In contrast, when we do away with the emphatic “do” in those sentences, we reduce them to simple declaratives, which typically just impassively state a fact or opinion and don’t convey the speaker’s or writer’s feeling about it: ‘We give discounts for bulk orders’ and ‘We acknowledge his contribution to the progress of our company.’ There’s nothing grammatically or semantically wrong about such declarative sentences, of course, but I think the English-speaking world will be such a dry, emotionally detached place if all people spoke that way all the time.

Now as to your first question: Why use the phrase “in need of” rather than just the verb “need” in these sentences: “Our school is in need of full-time English teachers” and “Our company is in need of 100 bags of first-class wheat”?

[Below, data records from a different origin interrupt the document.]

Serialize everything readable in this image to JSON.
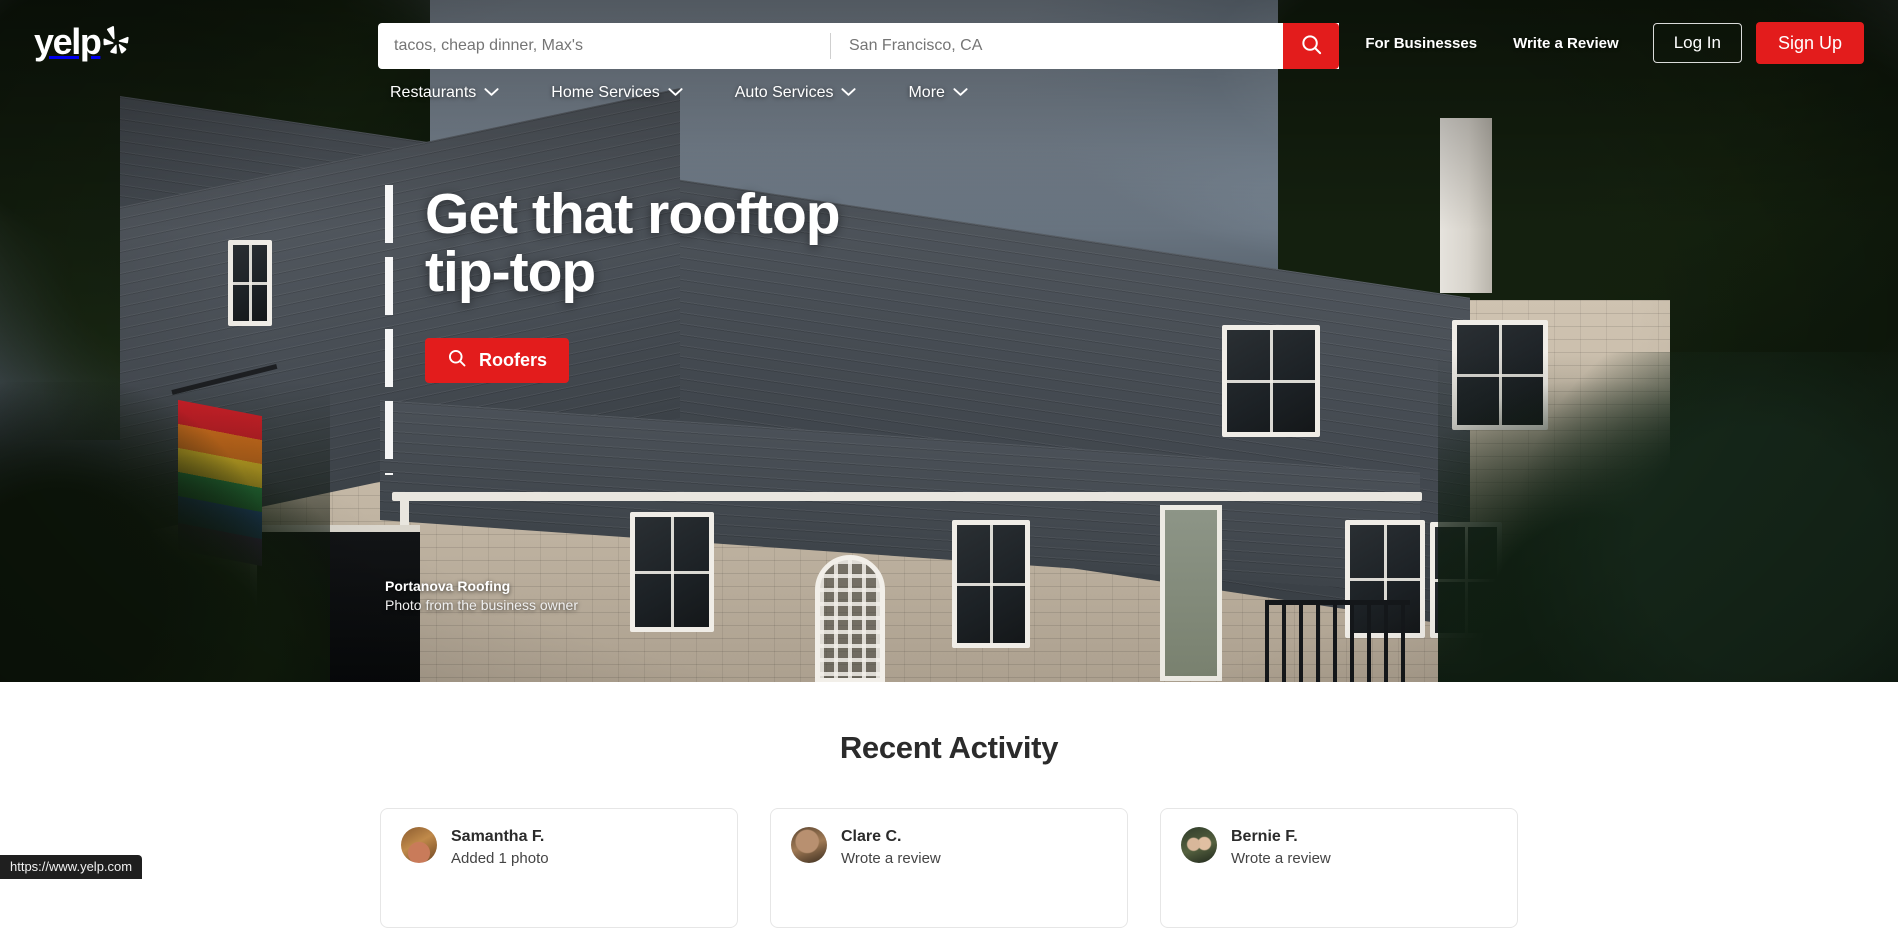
{
  "brand": {
    "name": "yelp",
    "accent_red": "#e31c1c",
    "logo_icon": "yelp-burst-icon"
  },
  "search": {
    "term_placeholder": "tacos, cheap dinner, Max's",
    "term_value": "",
    "location_placeholder": "San Francisco, CA",
    "location_value": "",
    "submit_icon": "search-icon"
  },
  "header": {
    "links": [
      {
        "label": "For Businesses"
      },
      {
        "label": "Write a Review"
      }
    ],
    "login_label": "Log In",
    "signup_label": "Sign Up"
  },
  "category_nav": {
    "items": [
      {
        "label": "Restaurants",
        "icon": "chevron-down-icon"
      },
      {
        "label": "Home Services",
        "icon": "chevron-down-icon"
      },
      {
        "label": "Auto Services",
        "icon": "chevron-down-icon"
      },
      {
        "label": "More",
        "icon": "chevron-down-icon"
      }
    ]
  },
  "hero": {
    "headline_line1": "Get that rooftop",
    "headline_line2": "tip-top",
    "cta_label": "Roofers",
    "cta_icon": "search-icon",
    "attribution_business": "Portanova Roofing",
    "attribution_source": "Photo from the business owner"
  },
  "activity": {
    "title": "Recent Activity",
    "cards": [
      {
        "name": "Samantha F.",
        "action": "Added 1 photo",
        "avatar": "user-avatar"
      },
      {
        "name": "Clare C.",
        "action": "Wrote a review",
        "avatar": "user-avatar"
      },
      {
        "name": "Bernie F.",
        "action": "Wrote a review",
        "avatar": "user-avatar"
      }
    ]
  },
  "browser": {
    "status_url": "https://www.yelp.com"
  }
}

You do have a point that for conciseness and simplicity’s sake, “in need of” can very well be dropped from those sentences and replaced with just “needs”: “Our school needs full-time English teachers” and “Our company needs 100 bags of first-class wheat.” The basic sense of the two sentences remains the same, but I do think that the usage of “in need of,” as in the case of the emphatic “do,” is neither a sign of pomposity nor of ignorance of the basic rules of English grammar.

It’s simply that using “in need of” to mean “requiring or having a lack of something” has become customary among native English speakers—a well-established idiomatic phrase, so to speak—so it will be needless and foolhardy for us to excise it from our English for simplicity’s sake.